Calling the simple RPC GetFeature
is nearly as straightforward as calling a local asynchronous method.
$point = new examples\Point(); $point->setLatitude(409146138); $point->setLongitude(-746188906); list($feature, $status) = $client->GetFeature($point)->wait();
As you can see, we create and populate a request object, i.e. an examples\Point
object. Then, we call the method on the stub, passing it the request object. If there is no error, then we can read the response information from the server from our response object, i.e. an examples\Feature
object.
print sprintf("Found %s \n at %f, %f\n", $feature->getName(), $feature->getLocation()->getLatitude() / COORD_FACTOR, $feature->getLocation()->getLongitude() / COORD_FACTOR);
Now let's look at our streaming methods. Here's where we call the server-side streaming method ListFeatures
, which returns a stream of geographical Feature
s:
$lo_point = new examples\Point(); $hi_point = new examples\Point(); $lo_point->setLatitude(400000000); $lo_point->setLongitude(-750000000); $hi_point->setLatitude(420000000); $hi_point->setLongitude(-730000000); $rectangle = new examples\Rectangle(); $rectangle->setLo($lo_point); $rectangle->setHi($hi_point); $call = $client->ListFeatures($rectangle); // an iterator over the server streaming responses $features = $call->responses(); foreach ($features as $feature) { // process each feature } // the loop will end when the server indicates there is no more responses to be sent.
The $call->responses()
method call returns an iterator. When the server sends a response, a $feature
object will be returned in the foreach
loop, until the server indiciates that there will be no more responses to be sent.

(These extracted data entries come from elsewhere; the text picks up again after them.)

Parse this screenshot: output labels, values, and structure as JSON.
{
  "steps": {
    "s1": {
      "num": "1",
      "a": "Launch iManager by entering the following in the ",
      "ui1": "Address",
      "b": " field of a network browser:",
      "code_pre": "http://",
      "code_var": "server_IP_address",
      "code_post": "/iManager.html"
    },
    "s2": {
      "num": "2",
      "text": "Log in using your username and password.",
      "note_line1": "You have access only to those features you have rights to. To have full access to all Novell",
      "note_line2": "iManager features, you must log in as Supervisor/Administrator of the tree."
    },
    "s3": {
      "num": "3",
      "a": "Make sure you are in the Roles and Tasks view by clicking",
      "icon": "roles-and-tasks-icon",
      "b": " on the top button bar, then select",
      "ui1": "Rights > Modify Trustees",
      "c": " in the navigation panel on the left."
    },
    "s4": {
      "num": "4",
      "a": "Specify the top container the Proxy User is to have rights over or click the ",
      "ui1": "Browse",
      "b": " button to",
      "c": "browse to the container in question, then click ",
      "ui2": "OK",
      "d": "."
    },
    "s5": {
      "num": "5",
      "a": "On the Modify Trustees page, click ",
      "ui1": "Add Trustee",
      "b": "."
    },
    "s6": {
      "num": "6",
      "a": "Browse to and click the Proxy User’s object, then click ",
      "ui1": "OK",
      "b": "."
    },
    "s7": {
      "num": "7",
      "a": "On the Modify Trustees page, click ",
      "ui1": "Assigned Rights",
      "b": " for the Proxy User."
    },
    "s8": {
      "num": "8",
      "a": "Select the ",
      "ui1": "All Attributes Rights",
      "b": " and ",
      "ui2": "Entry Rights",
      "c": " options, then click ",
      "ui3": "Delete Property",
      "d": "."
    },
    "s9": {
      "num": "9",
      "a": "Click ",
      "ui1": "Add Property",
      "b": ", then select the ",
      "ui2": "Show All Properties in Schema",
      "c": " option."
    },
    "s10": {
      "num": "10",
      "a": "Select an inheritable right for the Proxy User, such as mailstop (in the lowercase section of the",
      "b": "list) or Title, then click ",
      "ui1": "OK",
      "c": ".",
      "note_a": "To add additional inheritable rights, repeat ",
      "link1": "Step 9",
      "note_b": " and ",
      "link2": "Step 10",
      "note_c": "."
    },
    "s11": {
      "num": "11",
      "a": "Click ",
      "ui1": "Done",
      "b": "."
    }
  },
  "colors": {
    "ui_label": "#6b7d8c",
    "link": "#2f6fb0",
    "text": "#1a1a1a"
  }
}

The client-side streaming method RecordRoute
is similar, except there we pass the method an iterator and get back a examples\RouteSummary
.
$points_iter = function($db) { for ($i = 0; $i < $num_points; $i++) { $point = new examples\Point(); $point->setLatitude($lat); $point->setLongitude($long); yield $point; } }; // $points_iter is an iterator simulating client streaming list($route_summary, $status) = $client->RecordRoute($points_iter($db))->wait();
Finally, let's look at our bidirectional streaming RPC routeChat()
. In this case, we just pass a context to the method and get back a BidiStreamingCall
stream object, which we can use to both write and read messages.
$call = $client->RouteChat();
To write messages from the client:
foreach ($notes as $n) { $route_note = new examples\RouteNote(); $call->write($route_note); } $call->writesDone();
To read messages from the server:
while ($route_note_reply = $call->read()) { // process $route_note_reply }
Each side will always get the other's messages in the order they were written, both the client and server can read and write in any order — the streams operate completely independently.